The second goal of the workshop, and the subject for the second day, to think through three related issues. The first is how to frame the set of proposals in a way that they all fit into a well-defined framework, as if each proposal were a piece of a coherent puzzle. The second is to think through funding sources for this set of interventions that would allow us to conduct the research we proposed and to continue collaborating across these projects. The third is to explore whether there are scholars whose work we know who should be invited to join our group and become part of the grant proposing team.
Wednesday, May 7, 2014 Agenda
I. Citizenship (discussant Thad) – [9-11AM]
- Hainmueller/Hangartner – Return on getting citizenship; encouragement design in Switzerland
- Gest/Hainmueller/Hiscox – Encouragement design on citizenship in US (Chicago)
- Hainmueller/Laitin – Encouragement design on citizenship in France
- Alter/Margalit – Immigration and political participation, where immigrants get immediate rights to citizenship (Israel)
- Dancygier/Vernby – return on citizenship for labor market success (Sweden)
II. Local Context (Rafaela) [11:15-12:15]
- Adida/Hangartner – RDD on Sudanese refugees in various US cities; experiment with IRC on Iraqi/Chaldian integration in El Cajon
III. Contracts of Integration (Yotam) [1:30-3PM]
- Hainmueller/Hangartner – Integration Contracts and Naturalization
- Hainmueller/Laitin – Integration Contracts in France
IV. Discrimination (Jens) [3:30-5PM]
- Ortega/Polavieja – Immigrants and Job security in Spain and elsewhere in Europe
- Margalit – Overcoming employer abuse of immigrant workers
- Dancygier/Vernby – failure of immigrants to get nominated for political office
Thursday, May 8, 2014 Agenda
Discussion on what investments in collective goods might advance this research perspective productively. We might look at favorable granting institutions and how we might combine our memos into a macro proposal; or we might think about building a common research infrastructure (in the way J-PAL has done for experimental development studies).
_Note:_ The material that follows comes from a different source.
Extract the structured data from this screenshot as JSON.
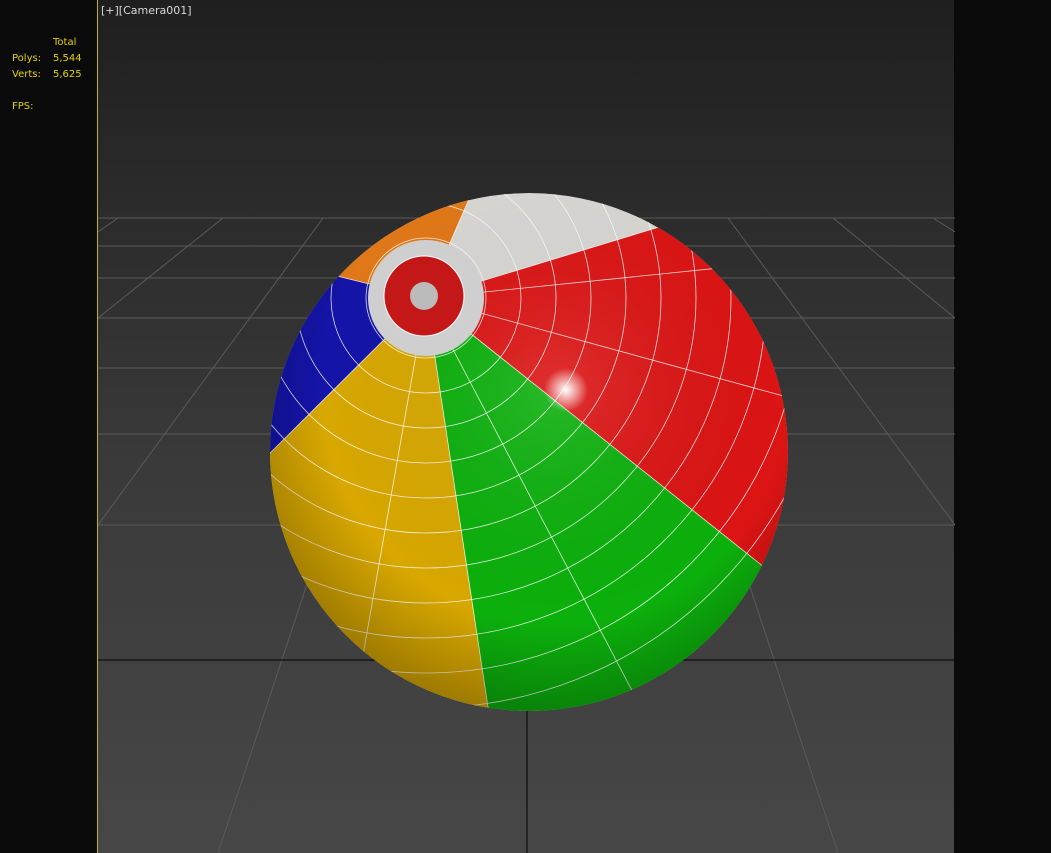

Working towards a jointly authored volume might be another way to aggregate our research projects. All of this discussion depends on the complementarities that emerge from our discussions on Wednesday. David will chair the Thursday discussion.
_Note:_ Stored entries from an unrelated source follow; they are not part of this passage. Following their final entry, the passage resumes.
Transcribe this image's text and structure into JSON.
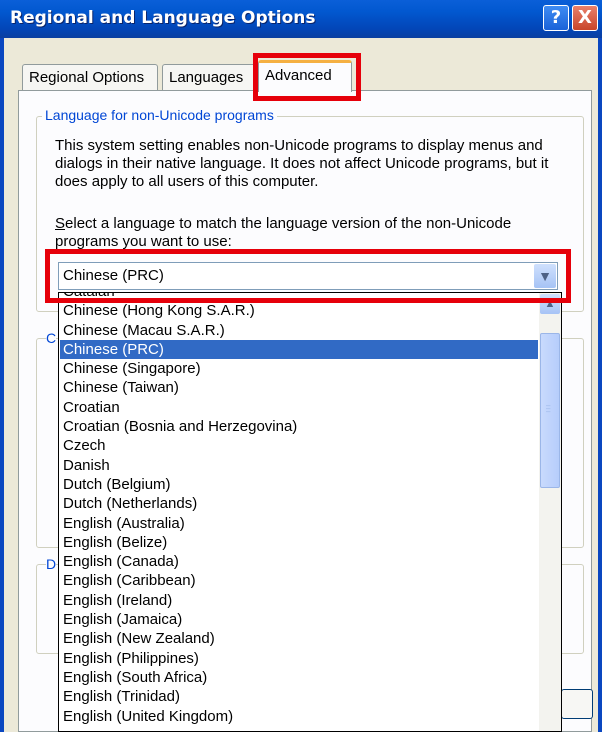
{
  "window": {
    "title": "Regional and Language Options",
    "help_label": "?",
    "close_label": "X"
  },
  "tabs": [
    {
      "label": "Regional Options"
    },
    {
      "label": "Languages"
    },
    {
      "label": "Advanced"
    }
  ],
  "group": {
    "title": "Language for non-Unicode programs",
    "description": "This system setting enables non-Unicode programs to display menus and dialogs in their native language. It does not affect Unicode programs, but it does apply to all users of this computer.",
    "prompt_rest": "elect a language to match the language version of the non-Unicode programs you want to use:",
    "prompt_accel": "S"
  },
  "other_groups": {
    "g2_letter": "C",
    "g3_letter": "D"
  },
  "combo": {
    "value": "Chinese (PRC)",
    "arrow_icon": "chevron-down-icon"
  },
  "dropdown": {
    "options": [
      "Catalan",
      "Chinese (Hong Kong S.A.R.)",
      "Chinese (Macau S.A.R.)",
      "Chinese (PRC)",
      "Chinese (Singapore)",
      "Chinese (Taiwan)",
      "Croatian",
      "Croatian (Bosnia and Herzegovina)",
      "Czech",
      "Danish",
      "Dutch (Belgium)",
      "Dutch (Netherlands)",
      "English (Australia)",
      "English (Belize)",
      "English (Canada)",
      "English (Caribbean)",
      "English (Ireland)",
      "English (Jamaica)",
      "English (New Zealand)",
      "English (Philippines)",
      "English (South Africa)",
      "English (Trinidad)",
      "English (United Kingdom)"
    ],
    "selected_index": 3
  },
  "colors": {
    "highlight": "#e6000a",
    "selection": "#316ac5",
    "group_title": "#0046d5"
  }
}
Reuben W. Hills Conference Room
David Laitin
Department of Political Science
Stanford University
Encina Hall, W423
Stanford, CA 94305-6044
David Laitin is the James T. Watkins IV and Elise V. Watkins Professor of Political Science and a co-director of the Immigration Policy Lab at Stanford. He has conducted field research in Somalia, Nigeria, Spain, Estonia and France. His principal research interest is on how culture – specifically, language and religion – guides political behavior. He is the author of “Why Muslim Integration Fails in Christian-heritage Societies” and a series of articles on immigrant integration, civil war and terrorism. Laitin received his BA from Swarthmore College and his PhD from the University of California, Berkeley.
Jens Hainmueller
616 Serra Street
Encina Hall West, Room 100
Stanford, CA 94305-6044
Jens Hainmueller's research has appeared in journals such as the American Political Science Review, American Journal of Political Science, Journal of the American Statistical Association, Review of Economics and Statistics, Political Analysis, International Organization, and the Journal of Statistical Software, and has received awards from the American Political Science Association, the Society of Political Methodology, the Midwest Political Science Association.
Hainmueller received his PhD from Harvard University and also studied at the London School of Economics, Brown University, and the University of Tübingen. Before joining Stanford, he served on the faculty of the Massachusetts Institute of Technology.